While most black American novelists have worked in the tradition of social realism, Clarence Major is one of the small number who have pursued more experimental forms.
The author of seven novels, eight poetry collections and several nonfiction works, Major was born in 1936, made his literary debut in the 1960s, and by the 1970s and 1980s, was hitting his stride with offbeat novels like "Reflex and Bone Structure" (1975), "My Amputations" (1986) and "Painted Turtle: Woman With Guitar" (1988). He is currently a professor at the University of California at Davis.
"Fun and Games" is his first collection of short fictions. As one would expect from the title, many of these pieces play around with elements of form, narration, plot and character. The title story is a laconic, desultory catalogue of the narrator's girlfriends, past and present, which wryly captures the rhythms of contemporary speech and the monotonous irregularities of current life styles:
"Mary Jones and Lola Marie Jones are not related. In fact, Lola is white, Mary black. Mary actually looks white and Lola is a dark-complexioned white woman. Jeannie Devore is another story. She left two months ago. . . .
"Mary likes to make love.
"Jeannie did not.
"Lola likes to make love though she does not know much about it.
"Some day somebody will teach her."
In "The Horror!," an aspiring black actress agrees to star in a horror movie to pay for scuba-diving lessons. She wants to impress her aquatic-minded fiance, and besides, "out here it was the thing to do." But the movie, when released, is very different from the one she thinks she acted in, and her pot-bellied diving instructor is more menacing than he first seemed. The disjunctive narrative reflects the young woman's confusion about who she is and whether she is being exploited, as well as a broader cultural confusion about the indeterminate relationship between pornographic fantasies and the realities of sexual violence.

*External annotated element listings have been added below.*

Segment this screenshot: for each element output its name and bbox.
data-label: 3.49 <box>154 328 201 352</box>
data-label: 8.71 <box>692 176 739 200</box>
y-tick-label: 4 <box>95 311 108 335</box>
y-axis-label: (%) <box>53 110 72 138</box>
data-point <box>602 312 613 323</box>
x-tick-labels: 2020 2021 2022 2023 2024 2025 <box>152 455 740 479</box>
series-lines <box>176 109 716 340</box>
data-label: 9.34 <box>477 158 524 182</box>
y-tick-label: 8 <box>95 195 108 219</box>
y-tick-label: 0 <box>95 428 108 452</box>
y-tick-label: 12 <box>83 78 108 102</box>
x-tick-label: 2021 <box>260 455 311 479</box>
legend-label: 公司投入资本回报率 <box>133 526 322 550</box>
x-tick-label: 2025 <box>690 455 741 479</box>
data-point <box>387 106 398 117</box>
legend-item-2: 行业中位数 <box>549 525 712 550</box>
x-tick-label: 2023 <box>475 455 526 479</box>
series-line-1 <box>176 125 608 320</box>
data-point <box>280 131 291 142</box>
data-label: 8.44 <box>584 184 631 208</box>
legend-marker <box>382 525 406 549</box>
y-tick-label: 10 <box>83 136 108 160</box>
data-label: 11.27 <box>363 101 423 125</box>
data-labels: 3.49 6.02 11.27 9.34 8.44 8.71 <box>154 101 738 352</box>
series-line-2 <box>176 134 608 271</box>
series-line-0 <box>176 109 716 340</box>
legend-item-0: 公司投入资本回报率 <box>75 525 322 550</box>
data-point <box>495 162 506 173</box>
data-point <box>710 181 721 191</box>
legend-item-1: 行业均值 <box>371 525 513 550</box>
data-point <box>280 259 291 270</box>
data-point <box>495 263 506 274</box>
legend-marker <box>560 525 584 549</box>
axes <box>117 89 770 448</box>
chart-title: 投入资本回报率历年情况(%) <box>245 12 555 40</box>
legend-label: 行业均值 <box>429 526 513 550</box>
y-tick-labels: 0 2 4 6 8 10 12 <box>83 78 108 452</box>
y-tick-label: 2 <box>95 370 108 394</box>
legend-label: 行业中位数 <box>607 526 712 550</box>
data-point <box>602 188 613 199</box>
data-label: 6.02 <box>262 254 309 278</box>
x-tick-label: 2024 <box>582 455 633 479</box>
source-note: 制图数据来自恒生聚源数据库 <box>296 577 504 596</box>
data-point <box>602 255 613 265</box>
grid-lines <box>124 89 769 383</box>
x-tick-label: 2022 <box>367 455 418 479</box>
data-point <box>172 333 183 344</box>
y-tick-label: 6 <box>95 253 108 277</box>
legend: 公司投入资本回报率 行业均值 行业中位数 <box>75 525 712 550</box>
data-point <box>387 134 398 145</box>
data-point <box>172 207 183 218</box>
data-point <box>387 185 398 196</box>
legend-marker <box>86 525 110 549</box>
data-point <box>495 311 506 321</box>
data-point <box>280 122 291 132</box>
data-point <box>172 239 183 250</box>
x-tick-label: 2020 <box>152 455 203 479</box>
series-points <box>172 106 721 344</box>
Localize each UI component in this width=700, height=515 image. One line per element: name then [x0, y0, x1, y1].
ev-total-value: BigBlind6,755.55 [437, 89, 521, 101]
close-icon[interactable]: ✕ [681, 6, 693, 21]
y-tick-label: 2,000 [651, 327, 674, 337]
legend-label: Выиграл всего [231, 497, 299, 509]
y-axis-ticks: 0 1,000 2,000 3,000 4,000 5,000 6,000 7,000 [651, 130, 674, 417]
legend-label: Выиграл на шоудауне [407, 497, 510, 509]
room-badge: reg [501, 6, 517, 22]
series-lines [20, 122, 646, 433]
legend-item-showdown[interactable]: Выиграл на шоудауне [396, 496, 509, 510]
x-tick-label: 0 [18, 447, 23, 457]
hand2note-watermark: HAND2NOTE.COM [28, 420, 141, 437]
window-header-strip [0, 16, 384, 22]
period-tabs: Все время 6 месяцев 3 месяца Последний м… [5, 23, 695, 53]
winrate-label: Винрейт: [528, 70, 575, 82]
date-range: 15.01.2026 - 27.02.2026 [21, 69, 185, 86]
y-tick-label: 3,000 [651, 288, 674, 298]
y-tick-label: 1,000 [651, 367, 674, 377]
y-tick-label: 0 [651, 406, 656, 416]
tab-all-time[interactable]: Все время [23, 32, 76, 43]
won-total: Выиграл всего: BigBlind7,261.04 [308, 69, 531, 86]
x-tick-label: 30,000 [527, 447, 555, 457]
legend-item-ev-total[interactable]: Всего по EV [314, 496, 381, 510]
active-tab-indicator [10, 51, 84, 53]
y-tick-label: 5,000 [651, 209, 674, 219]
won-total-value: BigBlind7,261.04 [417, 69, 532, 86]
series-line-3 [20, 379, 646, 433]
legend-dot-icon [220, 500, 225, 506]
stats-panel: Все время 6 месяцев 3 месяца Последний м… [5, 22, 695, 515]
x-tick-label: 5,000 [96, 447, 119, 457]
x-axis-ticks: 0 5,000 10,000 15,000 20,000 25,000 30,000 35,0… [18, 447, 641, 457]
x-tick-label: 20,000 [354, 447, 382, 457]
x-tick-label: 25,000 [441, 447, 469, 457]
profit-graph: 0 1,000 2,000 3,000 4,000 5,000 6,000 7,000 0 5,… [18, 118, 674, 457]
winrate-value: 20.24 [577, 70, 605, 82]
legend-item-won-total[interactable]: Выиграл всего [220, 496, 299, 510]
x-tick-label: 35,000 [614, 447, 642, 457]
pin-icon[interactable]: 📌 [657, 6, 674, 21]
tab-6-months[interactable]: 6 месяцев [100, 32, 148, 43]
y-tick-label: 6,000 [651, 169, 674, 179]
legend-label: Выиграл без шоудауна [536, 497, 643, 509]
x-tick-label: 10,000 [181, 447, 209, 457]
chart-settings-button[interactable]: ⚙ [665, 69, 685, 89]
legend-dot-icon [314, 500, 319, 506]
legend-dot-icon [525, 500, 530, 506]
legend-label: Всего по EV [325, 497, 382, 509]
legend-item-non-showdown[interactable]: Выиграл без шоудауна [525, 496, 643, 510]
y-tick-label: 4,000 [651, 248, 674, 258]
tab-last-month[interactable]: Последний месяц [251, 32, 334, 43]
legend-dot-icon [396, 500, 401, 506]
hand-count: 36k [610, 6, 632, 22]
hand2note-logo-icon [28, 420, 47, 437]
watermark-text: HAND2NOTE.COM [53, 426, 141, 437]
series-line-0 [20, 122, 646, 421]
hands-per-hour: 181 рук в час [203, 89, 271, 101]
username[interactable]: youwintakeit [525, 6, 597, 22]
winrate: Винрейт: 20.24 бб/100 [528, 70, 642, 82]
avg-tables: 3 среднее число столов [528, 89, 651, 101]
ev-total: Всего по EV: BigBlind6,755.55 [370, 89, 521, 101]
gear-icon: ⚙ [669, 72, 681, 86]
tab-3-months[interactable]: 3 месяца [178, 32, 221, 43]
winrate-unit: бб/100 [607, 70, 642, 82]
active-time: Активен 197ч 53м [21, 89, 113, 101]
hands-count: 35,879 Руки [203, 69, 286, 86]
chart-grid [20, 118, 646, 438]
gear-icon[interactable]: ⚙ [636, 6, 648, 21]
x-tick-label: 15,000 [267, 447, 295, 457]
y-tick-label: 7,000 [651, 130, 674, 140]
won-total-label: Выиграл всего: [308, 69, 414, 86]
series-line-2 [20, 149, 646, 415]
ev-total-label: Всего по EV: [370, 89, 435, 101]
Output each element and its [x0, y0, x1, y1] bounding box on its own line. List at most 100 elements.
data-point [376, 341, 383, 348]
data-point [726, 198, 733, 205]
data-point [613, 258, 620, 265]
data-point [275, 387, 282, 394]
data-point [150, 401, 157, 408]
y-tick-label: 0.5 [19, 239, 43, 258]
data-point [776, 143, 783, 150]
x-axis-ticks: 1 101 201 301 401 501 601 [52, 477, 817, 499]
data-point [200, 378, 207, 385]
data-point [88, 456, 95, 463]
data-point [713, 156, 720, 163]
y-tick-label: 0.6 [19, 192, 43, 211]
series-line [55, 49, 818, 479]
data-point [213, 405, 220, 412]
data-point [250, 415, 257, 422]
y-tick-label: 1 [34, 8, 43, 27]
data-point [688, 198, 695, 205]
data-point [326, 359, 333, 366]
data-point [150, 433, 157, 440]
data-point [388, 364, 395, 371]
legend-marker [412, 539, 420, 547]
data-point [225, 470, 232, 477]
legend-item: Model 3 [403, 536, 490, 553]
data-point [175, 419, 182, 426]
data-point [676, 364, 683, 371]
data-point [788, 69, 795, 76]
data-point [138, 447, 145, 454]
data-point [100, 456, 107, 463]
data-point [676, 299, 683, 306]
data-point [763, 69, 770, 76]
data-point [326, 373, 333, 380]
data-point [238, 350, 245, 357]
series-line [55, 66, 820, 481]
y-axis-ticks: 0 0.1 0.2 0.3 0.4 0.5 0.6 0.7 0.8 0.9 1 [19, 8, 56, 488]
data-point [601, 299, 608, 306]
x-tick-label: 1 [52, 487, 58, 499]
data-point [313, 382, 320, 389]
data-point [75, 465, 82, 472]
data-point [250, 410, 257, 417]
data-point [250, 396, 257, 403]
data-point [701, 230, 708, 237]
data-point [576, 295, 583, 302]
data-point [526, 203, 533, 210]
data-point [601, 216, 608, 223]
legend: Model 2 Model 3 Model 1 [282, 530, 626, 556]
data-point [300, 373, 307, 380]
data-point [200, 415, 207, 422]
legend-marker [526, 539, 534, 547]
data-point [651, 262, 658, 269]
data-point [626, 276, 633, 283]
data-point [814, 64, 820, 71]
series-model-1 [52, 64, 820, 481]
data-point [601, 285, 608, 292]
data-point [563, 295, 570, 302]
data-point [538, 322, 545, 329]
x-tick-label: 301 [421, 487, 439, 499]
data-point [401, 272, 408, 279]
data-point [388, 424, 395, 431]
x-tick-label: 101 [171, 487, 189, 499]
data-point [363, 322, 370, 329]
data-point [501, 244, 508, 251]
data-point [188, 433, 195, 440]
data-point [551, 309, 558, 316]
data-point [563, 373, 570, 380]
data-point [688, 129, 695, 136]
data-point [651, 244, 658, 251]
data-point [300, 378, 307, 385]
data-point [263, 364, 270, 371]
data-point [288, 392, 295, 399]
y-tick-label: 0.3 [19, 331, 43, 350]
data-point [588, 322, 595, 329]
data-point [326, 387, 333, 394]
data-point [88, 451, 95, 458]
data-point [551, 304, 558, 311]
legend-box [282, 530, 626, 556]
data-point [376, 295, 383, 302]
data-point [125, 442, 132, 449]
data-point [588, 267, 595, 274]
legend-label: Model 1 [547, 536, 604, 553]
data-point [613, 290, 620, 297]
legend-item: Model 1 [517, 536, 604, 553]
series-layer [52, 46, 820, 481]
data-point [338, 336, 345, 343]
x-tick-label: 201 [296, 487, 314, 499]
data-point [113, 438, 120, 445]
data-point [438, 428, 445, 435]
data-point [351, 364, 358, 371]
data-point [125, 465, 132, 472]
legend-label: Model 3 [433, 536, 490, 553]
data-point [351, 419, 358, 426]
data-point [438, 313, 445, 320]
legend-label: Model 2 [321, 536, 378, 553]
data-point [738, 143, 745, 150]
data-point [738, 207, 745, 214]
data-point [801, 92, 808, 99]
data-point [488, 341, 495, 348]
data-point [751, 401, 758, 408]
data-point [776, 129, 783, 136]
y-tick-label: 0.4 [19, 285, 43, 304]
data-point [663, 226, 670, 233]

Not all the fictions in this collection are experimental. Major can write effectively--and affectingly--in the realist mode. In "Saving the Children," a pious elderly woman tells of her unappreciated attempt to rescue her grandchildren's souls from the irreligious influence of their parents. As she narrates her story in a vigorous, meticulously rendered dialect, we recognize her narrow-mindedness, yet feel the poignancy of her good intentions.
In "My Mother and Mitch," the adult narrator recounts the story of how his mother, "divorced but still young enough to believe she was not completely finished with men," became involved with a white man who met her by dialing the wrong number and falling into a conversation. "The lesson learned for the first time is that she did not always know what she was doing . . . and that made me feel closer to her despite the fear it caused. She was there to protect me, I thought. But there she was, just finding her way, step by step, like me. It was something wonderful anyway."
In Major's hands, straightforward realism has a way of wandering off into the labyrinths of literary self-awareness. The "Letters" exchanged by a pair of former lovers could very well have been lifted right out of the mailbag. The uneasy mix of familiarity; the bursts of confidentiality; the evasions; the banal, self-preening lists of new projects--all are instantly recognizable: as "real" as smog or television news. Yet, like smog and news, these letters are artificial--man-made byproducts--and Major's deadpan rendition contains a touch of mockery that brilliantly highlights the artifice that is inseparable from real life.
As Major demonstrated in his 1987 novel "Such Was the Season," and he demonstrates again in this collection, realism has its uses--which he is fully capable of exploiting. What haunts him, however, is the way that literature transforms everything into itself, whether the writer is willfully experimental or whether he starts out with the simpler intention of mirroring the world around him.
The final fiction in this book, "The Ghetto, the Ocean, the Lynching, and the Funeral," sums up the shifting relationship between the writer and reality. A street scene is described in detail: chicken, a baby sucking her thumb, a minister climbing the steps, and "vibrant black women, as alive as African violets in bloom, as open, as tough, as delicate, and as regenerating." Moments later, we are told, "This ghetto scene is built on squares and other hard and sharp right-angles. For all their life, the preacher and the women and the children, on closer inspection, are flat, blunt paper cutouts."
Simple realism runs the danger of collapsing into the literary cliche. Major's "short fictions" remind us that reality is not simply something out there: Ours, as he puts it, is a "man-made world," influenced by our ability to reflect, re-imagine, re-interpret and reform it.
This impressively varied and inventive collection testifies to Major's ability to do just that, with humor, shrewdness and considerable originality.